I was pretty close to tears by then. Because I didn’t need this extra complication, but more so because these appointments are meant to ascertain whether Jon has a touch of Lewy body dementia which is just about the worst thing I can imagine. The secretary was nice enough and seemed to want to help, only she was unable to.

So I hung up. And broke down. As in completely and utterly broke down. I stood there in the middle of my kitchen and roared out my frustration and fear and anger – not just at the hospital, but at Parkinson’s, and at life itself for doing this to Jon and to me. It’s just as well we live in the countryside with the neighbours at some distance, or I’m sure I’d have had the police round. The cat was certainly terrified. I roared like an animal, loudly and deeply and from the very bottom of my being and my lungs, and I went on for quite a while. I guess I only stopped because my throat hurt and I was out of breath – if I’d been in better shape, I might still have been at it now.

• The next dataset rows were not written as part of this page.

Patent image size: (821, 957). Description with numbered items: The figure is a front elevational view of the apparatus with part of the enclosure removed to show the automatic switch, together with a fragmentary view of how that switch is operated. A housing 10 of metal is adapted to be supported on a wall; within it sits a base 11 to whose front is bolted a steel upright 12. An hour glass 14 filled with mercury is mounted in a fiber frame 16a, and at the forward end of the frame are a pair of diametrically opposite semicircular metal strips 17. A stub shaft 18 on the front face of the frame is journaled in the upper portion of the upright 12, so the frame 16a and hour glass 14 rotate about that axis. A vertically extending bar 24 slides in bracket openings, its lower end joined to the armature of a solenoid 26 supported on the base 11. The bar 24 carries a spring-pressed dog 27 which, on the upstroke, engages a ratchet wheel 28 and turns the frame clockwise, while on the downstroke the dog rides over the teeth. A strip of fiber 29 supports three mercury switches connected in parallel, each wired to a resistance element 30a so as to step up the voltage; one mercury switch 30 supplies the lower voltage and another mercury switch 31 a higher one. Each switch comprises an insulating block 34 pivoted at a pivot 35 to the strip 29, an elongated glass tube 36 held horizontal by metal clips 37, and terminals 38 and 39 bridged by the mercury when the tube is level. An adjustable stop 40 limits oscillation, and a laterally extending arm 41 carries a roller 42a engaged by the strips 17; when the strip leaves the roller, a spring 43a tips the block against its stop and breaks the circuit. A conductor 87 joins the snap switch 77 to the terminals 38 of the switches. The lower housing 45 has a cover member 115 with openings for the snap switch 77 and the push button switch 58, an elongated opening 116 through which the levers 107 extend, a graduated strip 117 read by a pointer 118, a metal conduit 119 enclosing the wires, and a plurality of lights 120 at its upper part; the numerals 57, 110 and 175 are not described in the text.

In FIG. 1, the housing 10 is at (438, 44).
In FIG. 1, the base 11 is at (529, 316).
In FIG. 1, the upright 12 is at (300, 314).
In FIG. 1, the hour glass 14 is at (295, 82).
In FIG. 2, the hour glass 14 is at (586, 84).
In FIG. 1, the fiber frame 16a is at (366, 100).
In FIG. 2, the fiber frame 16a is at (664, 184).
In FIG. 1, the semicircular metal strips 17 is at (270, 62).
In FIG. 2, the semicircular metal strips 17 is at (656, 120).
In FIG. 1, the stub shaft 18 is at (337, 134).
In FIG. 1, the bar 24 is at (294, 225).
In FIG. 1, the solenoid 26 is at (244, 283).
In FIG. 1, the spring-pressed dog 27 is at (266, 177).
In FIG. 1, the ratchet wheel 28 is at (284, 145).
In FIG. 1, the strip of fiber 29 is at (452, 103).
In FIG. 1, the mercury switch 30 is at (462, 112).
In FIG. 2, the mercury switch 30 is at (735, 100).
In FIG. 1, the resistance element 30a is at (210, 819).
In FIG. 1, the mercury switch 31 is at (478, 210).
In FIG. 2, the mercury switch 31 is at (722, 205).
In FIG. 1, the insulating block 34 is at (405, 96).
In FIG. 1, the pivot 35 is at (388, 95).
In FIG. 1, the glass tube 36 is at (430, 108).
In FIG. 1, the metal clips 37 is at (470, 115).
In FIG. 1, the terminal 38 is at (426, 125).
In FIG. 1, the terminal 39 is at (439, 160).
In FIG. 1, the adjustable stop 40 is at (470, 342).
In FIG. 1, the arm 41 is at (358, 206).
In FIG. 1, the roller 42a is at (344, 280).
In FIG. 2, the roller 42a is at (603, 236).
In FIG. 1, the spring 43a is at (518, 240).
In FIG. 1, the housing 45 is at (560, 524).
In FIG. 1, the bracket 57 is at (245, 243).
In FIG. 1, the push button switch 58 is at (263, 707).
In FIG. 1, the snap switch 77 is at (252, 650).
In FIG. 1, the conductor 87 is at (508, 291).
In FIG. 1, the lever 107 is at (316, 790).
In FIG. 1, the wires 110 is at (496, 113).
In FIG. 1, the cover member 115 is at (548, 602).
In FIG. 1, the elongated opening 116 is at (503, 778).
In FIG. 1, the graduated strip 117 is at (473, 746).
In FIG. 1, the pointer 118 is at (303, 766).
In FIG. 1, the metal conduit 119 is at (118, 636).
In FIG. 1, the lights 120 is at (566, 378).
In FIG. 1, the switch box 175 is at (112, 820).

So I had a good cry, and then I pulled myself together, because what else was I going to do?

Later in the day I sat down to read the new issue of the British PD association’s magazine which turned out to have a cover picture of a loving couple, about our age, who had stopped during a bracing walk on a windswept beach to grin happily at the camera. Do you know, that just made me furious. What the hell are they thinking, portraying Parkinson’s as a disease of happy people? They can just f… off with their grinning and their outdoor gear and their offensive happy-clappy Parky jollity, because that is nothing like the Parkinson’s we’ve got in this house – and the more happy Parky pictures I see, the more aggrieved I (am made to) feel. Yes, by all means look at the bright side and stay positive, but do try to maintain some slight connection to reality, okay?

By the way, I got through to the nurse this morning. She said she thought the appointments were actually still okay as originally agreed, even though they were admittedly showing up a bit oddly on the system. She would investigate and get back to me. I’m still waiting.